Título: Governo acena com aumento de recursos para fundo regional
Autor: Izaguirre , Mônica
Fonte: Valor Econômico, 07/05/2008, Política, p. A10

O governo federal está disposto aumentar os recursos previstos para o Fundo de Desenvolvimento Regional (FNDR), se isso for necessário para viabilizar politicamente a aprovação da reforma tributária. A possibilidade foi sinalizada ontem pelo secretário de Política Econômica do Ministério da Fazenda, Bernard Appy, durante debate na Comissão de Finanças e Tributação da Câmara dos Deputados. Segundo ele, no que se refere a esse assunto, o governo "ainda não colocou todas as cartas na mesa".

A proposta de emenda constitucional do Executivo (PEC 233/2008), encaminhada em fevereiro, destina ao FNDR uma parcela crescente do bolo de tributos hoje correspondente ao Imposto de Renda (IR) e ao Imposto de sobre Produtos Industrializados (IPI). O percentual começaria em 4,2% ao ano, no segundo ano subseqüente ao da promulgação da reforma e chegaria 4,8% no oitavo ano.

O possível apoio do governo federal a uma emenda que eleve esses percentuais foi sinalizado por Bernard Appy após as críticas da diretora de Estudos Tributários do Ceará, Lourdes Maria Porto Morais, escalada pelo coordenador do Conselho Nacional Política Fazendária (Confaz), Mauro Benevides Filho, para representá-lo no debate. Embora seja ligado ao Ministério da Fazenda, o Confaz é um colegiado de secretários estaduais de Fazenda, Finanças e Tributação. As fontes de recursos a serem substituídas pelo FNDR representaram, em 2006, 4,1% do IR e do IPI. Segundo a representante do Confaz, em relação a esse montante anual, que foi de R$ 6,3 bilhões, a PEC do governo garante um aumento real de apenas R$ 1,1 bilhão às políticas federais de desenvolvimento regional, se tomados como parâmetros preços e arrecadação do mesmo ano, com base nos quais o governo elaborou a proposta.

Além de demorar oito anos para ser completamente implementado, esse adicional "´é inexpressivo para fazer face aos atuais mecanismos de benefícios fiscais", disse Lourdes Maria Morais.

Ela referia-se aos incentivos fiscais dados pelos Estados na forma de isenções e reduções de do Imposto sobre Circulação de Mercadorias e Serviços (ICMS) para atrair a instalação de indústrias.
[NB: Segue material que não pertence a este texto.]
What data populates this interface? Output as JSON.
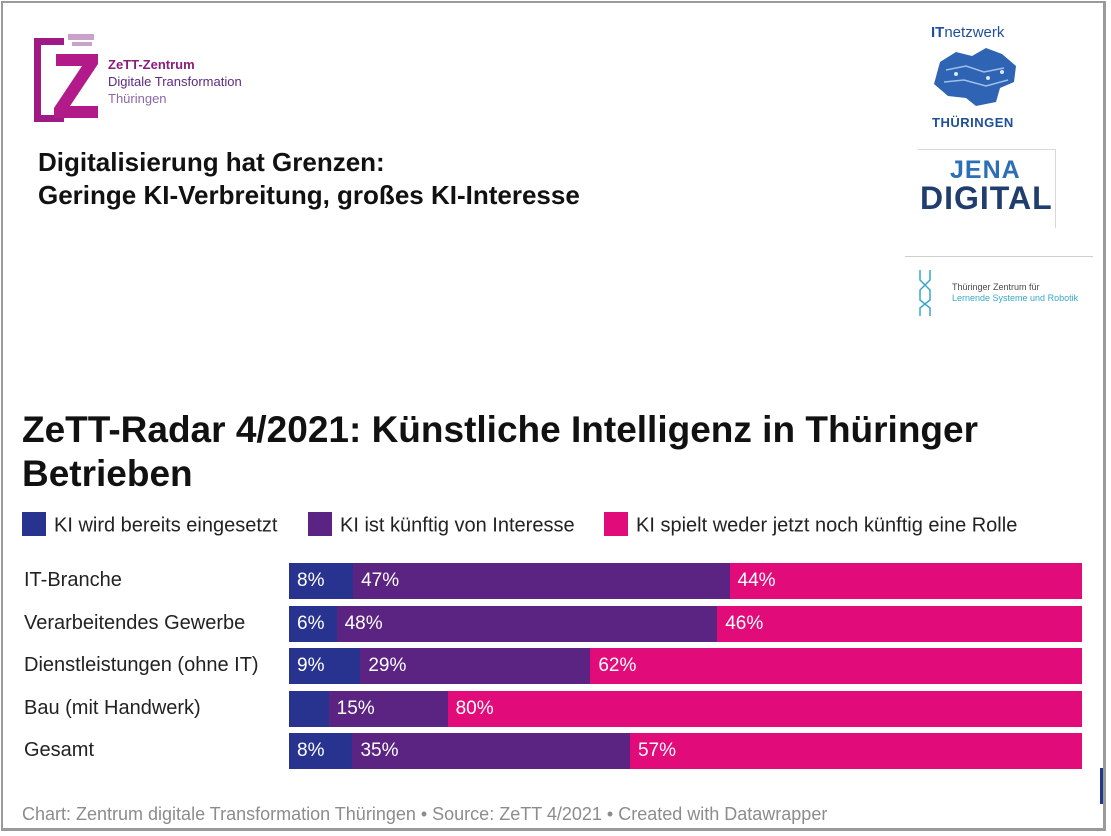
{
  "logos": {
    "zett": {
      "line1": "ZeTT-Zentrum",
      "line2": "Digitale Transformation",
      "line3": "Thüringen"
    },
    "itnetzwerk": {
      "top_bold": "IT",
      "top_rest": "netzwerk",
      "bottom": "THÜRINGEN"
    },
    "jena": {
      "line1": "JENA",
      "line2": "DIGITAL"
    },
    "tzls": {
      "line1": "Thüringer Zentrum für",
      "line2": "Lernende Systeme und Robotik"
    }
  },
  "headline": {
    "line1": "Digitalisierung hat Grenzen:",
    "line2": "Geringe KI-Verbreitung, großes KI-Interesse"
  },
  "colors": {
    "s1": "#27338e",
    "s2": "#5b2482",
    "s3": "#e20b7a"
  },
  "chart_data": {
    "type": "bar",
    "orientation": "horizontal",
    "stacked": true,
    "title": "ZeTT-Radar 4/2021: Künstliche Intelligenz in Thüringer Betrieben",
    "categories": [
      "IT-Branche",
      "Verarbeitendes Gewerbe",
      "Dienstleistungen (ohne IT)",
      "Bau (mit Handwerk)",
      "Gesamt"
    ],
    "series": [
      {
        "name": "KI wird bereits eingesetzt",
        "values": [
          8,
          6,
          9,
          5,
          8
        ],
        "labels": [
          "8%",
          "6%",
          "9%",
          "",
          "8%"
        ]
      },
      {
        "name": "KI ist künftig von Interesse",
        "values": [
          47,
          48,
          29,
          15,
          35
        ],
        "labels": [
          "47%",
          "48%",
          "29%",
          "15%",
          "35%"
        ]
      },
      {
        "name": "KI spielt weder jetzt noch künftig eine Rolle",
        "values": [
          44,
          46,
          62,
          80,
          57
        ],
        "labels": [
          "44%",
          "46%",
          "62%",
          "80%",
          "57%"
        ]
      }
    ],
    "legend_position": "top",
    "source": "Chart: Zentrum digitale Transformation Thüringen • Source: ZeTT 4/2021 • Created with Datawrapper"
  }
}
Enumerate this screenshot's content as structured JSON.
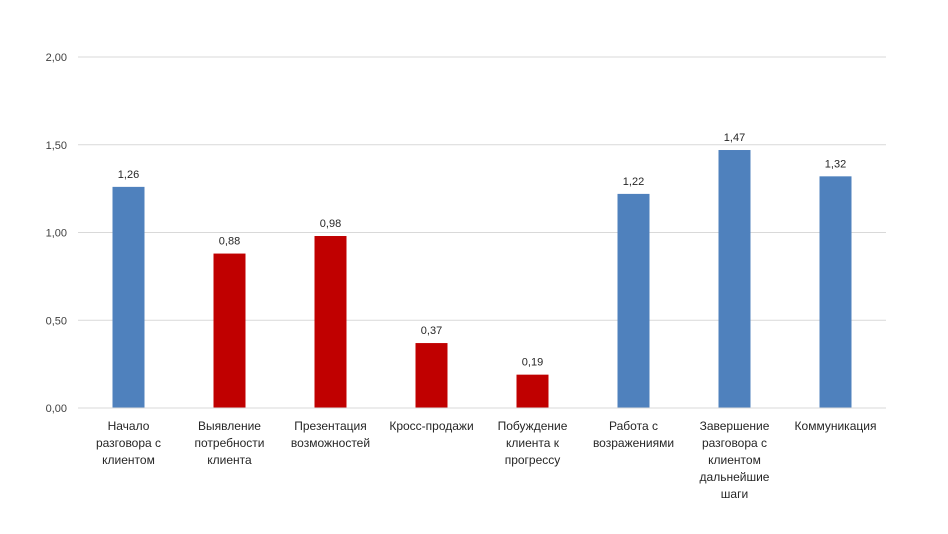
{
  "chart_data": {
    "type": "bar",
    "categories": [
      [
        "Начало",
        "разговора с",
        "клиентом"
      ],
      [
        "Выявление",
        "потребности",
        "клиента"
      ],
      [
        "Презентация",
        "возможностей"
      ],
      [
        "Кросс-продажи"
      ],
      [
        "Побуждение",
        "клиента к",
        "прогрессу"
      ],
      [
        "Работа с",
        "возражениями"
      ],
      [
        "Завершение",
        "разговора с",
        "клиентом",
        "дальнейшие",
        "шаги"
      ],
      [
        "Коммуникация"
      ]
    ],
    "values": [
      1.26,
      0.88,
      0.98,
      0.37,
      0.19,
      1.22,
      1.47,
      1.32
    ],
    "value_labels": [
      "1,26",
      "0,88",
      "0,98",
      "0,37",
      "0,19",
      "1,22",
      "1,47",
      "1,32"
    ],
    "bar_colors": [
      "#4F81BD",
      "#C00000",
      "#C00000",
      "#C00000",
      "#C00000",
      "#4F81BD",
      "#4F81BD",
      "#4F81BD"
    ],
    "y_ticks": [
      0,
      0.5,
      1.0,
      1.5,
      2.0
    ],
    "y_tick_labels": [
      "0,00",
      "0,50",
      "1,00",
      "1,50",
      "2,00"
    ],
    "ylim": [
      0,
      2.0
    ],
    "grid": true,
    "gridline_color": "#D9D9D9",
    "legend": "none",
    "title": "",
    "xlabel": "",
    "ylabel": ""
  }
}
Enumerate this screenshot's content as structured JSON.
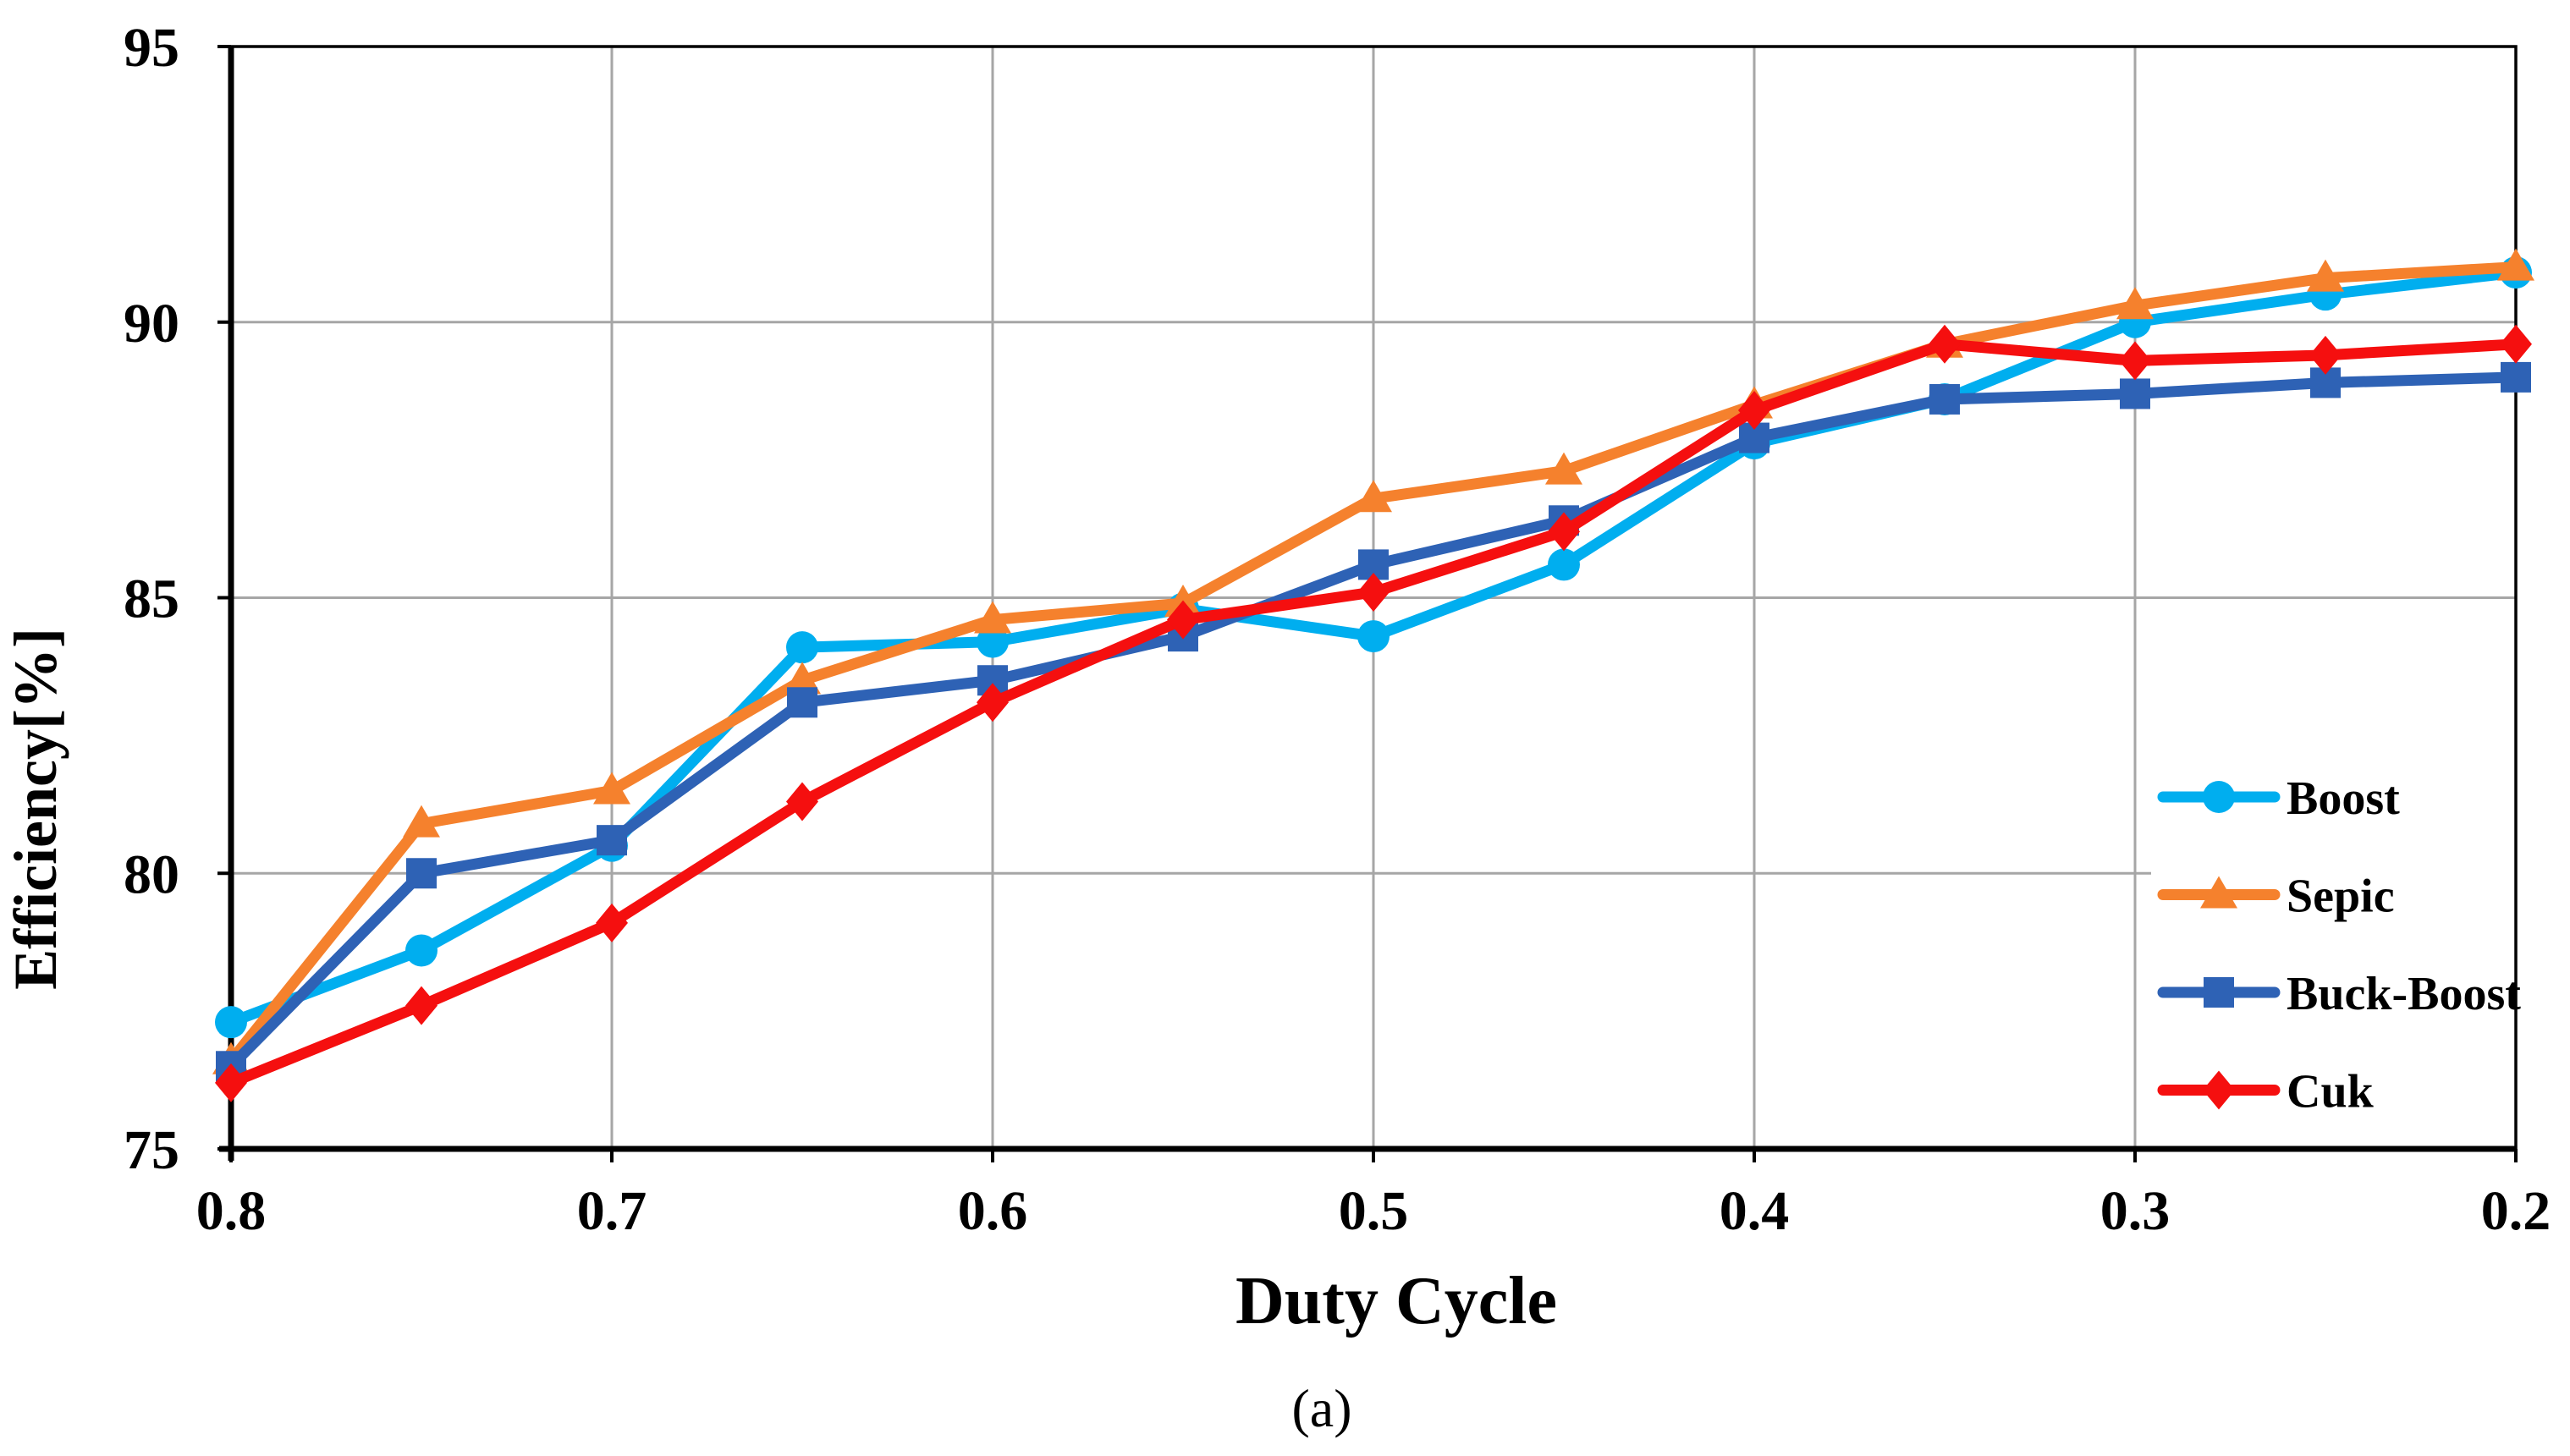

A reforma propõe extinguir gradualmente esses incentivos fiscais. Justamente para compensar os Estados mais pobres pela perda desse instrumento de atração de investimentos privados é que a União criaria o FNDR, reformulando e aumentando recursos para políticas de desenvolvimento regional.

Appy reconheceu que, em tese, a representante do Confaz tem razão. Mas como parte do recurso disponível atualmente não é aplicado, na prática, o aumento de será de 2,8 bilhões a preços de 2006 e não de R$ 1,1 bilhão. Ainda assim, sinalizou que o governo aceita negociar.

Vários parlamentares destacaram que os incentivos do ICMS representam para as empresas beneficiadas entre R$ 10 bilhões e R$ 15 bilhões por ano e que são um instrumento de regiões pobres para compensar desvantagens competitivas com o Sul e o Centro-Oeste. Nem tudo isso, no entanto, precisa ser compensado via FNDR, disse Appy, porque o montante inclui incentivos de Estados desenvolvidos, que não precisam de apoio federal para atrair empresas. Os projetos dos Estados do Norte, Nordeste e Centro-Oeste terão no mínimo 95% do FNDR. Os outros 5% ficarão com microregiões pobres localizadas em Estados mais desenvolvidos. Appy destacou que, ao final de oito anos, até 40% do fundo poderão ser aplicados em investimentos estruturantes a fundo perdido. Hoje, os recursos correspondente ao que será o FNDR só podem ser aplicados em crédito subsidiado a empresas. Com a tendência de queda dos juros no longo prazo, alertou o secretário, esse instrumento perderá eficácia.